Ravel (History/MIT) grapples skillfully with a slippery cause célèbre involving imposture and bigamy in the closing years of Louis XIV’s reign.
Why would an aristocrat abandon his noble status, his well-heeled wife and all they afforded him in 17th-century France to marry an innkeeper’s daughter and pass himself off as a commoner? Examining the curious case of Louis de la Pivardière, aka Dubouchet, Ravel delves into the creaking structure of aristocratic privilege, identity and jurisprudence in a period of theological and intellectual uncertainty. Born in Berry, the youngest son of a nobleman, Louis was “essentially disinherited” and joined the army; in 1687 he married Marguerite Chauvelin, a landowning widow with six children.
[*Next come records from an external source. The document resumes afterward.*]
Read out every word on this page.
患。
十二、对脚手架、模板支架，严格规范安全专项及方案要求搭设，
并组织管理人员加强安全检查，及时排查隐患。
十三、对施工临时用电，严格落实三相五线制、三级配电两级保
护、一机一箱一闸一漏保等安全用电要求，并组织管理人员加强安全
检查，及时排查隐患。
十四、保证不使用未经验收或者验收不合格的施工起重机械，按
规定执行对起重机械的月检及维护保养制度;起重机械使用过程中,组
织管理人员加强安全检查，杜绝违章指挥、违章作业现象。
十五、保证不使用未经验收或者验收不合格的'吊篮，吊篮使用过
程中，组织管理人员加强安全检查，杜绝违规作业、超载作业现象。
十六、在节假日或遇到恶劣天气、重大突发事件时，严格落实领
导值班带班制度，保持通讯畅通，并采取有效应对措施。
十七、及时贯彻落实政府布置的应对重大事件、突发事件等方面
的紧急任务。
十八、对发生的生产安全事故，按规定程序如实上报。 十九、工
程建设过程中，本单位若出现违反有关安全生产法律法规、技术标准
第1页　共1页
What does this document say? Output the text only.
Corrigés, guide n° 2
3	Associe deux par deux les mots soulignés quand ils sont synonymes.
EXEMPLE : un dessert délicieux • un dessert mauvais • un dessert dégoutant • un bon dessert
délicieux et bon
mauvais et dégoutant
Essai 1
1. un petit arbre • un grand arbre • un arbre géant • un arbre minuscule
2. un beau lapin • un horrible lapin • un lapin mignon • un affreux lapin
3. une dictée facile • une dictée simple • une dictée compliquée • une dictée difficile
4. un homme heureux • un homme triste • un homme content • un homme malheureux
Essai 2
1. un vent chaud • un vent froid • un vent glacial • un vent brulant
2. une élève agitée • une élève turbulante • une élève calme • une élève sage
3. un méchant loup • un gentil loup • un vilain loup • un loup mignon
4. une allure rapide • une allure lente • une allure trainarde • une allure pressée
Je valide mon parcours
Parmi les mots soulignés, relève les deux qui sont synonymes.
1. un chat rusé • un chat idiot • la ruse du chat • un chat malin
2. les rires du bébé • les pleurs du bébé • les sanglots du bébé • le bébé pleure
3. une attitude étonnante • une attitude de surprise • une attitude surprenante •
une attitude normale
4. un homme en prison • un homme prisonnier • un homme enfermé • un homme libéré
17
For eight years they lived on her rural estate, though Louis was frequently absent to seek a commissioned post in the army. During the spring of 1695, while staying in Auxerre, he met the teenage Marie Pillard and married her, subsequently siring several children. When Louis made a visit to Marguerite in 1697, news of his bigamy had reached her. They quarreled, and he repeated rumors that she was carrying on with the head of the local priory. Louis disappeared the same night, and maidservants who saw or overheard something claimed that Marguerite had killed him. However, no body was found, and a man who seemed to be Louis was later hauled before the Palais de Justice. Ravel wades through a dizzying array of testimony about the putative murder and parses Parisian magistrates’ exhaustive attempts to ascertain whether the prisoner before them was indeed Louis and Marguerite should be exonerated. In the end, Attorney General Henri-François d’Aguesseau disentangled the threads sufficiently to allow the court to reach a verdict, though not to allay all doubts. Spinoff stage plays ensured that the scandal attained the status of legend. Ravel enlists similar cases (e.g., Martin Guerre) to enrich his engrossing comparative study.
A surprisingly light-footed look at fundamental questions of authority and identity.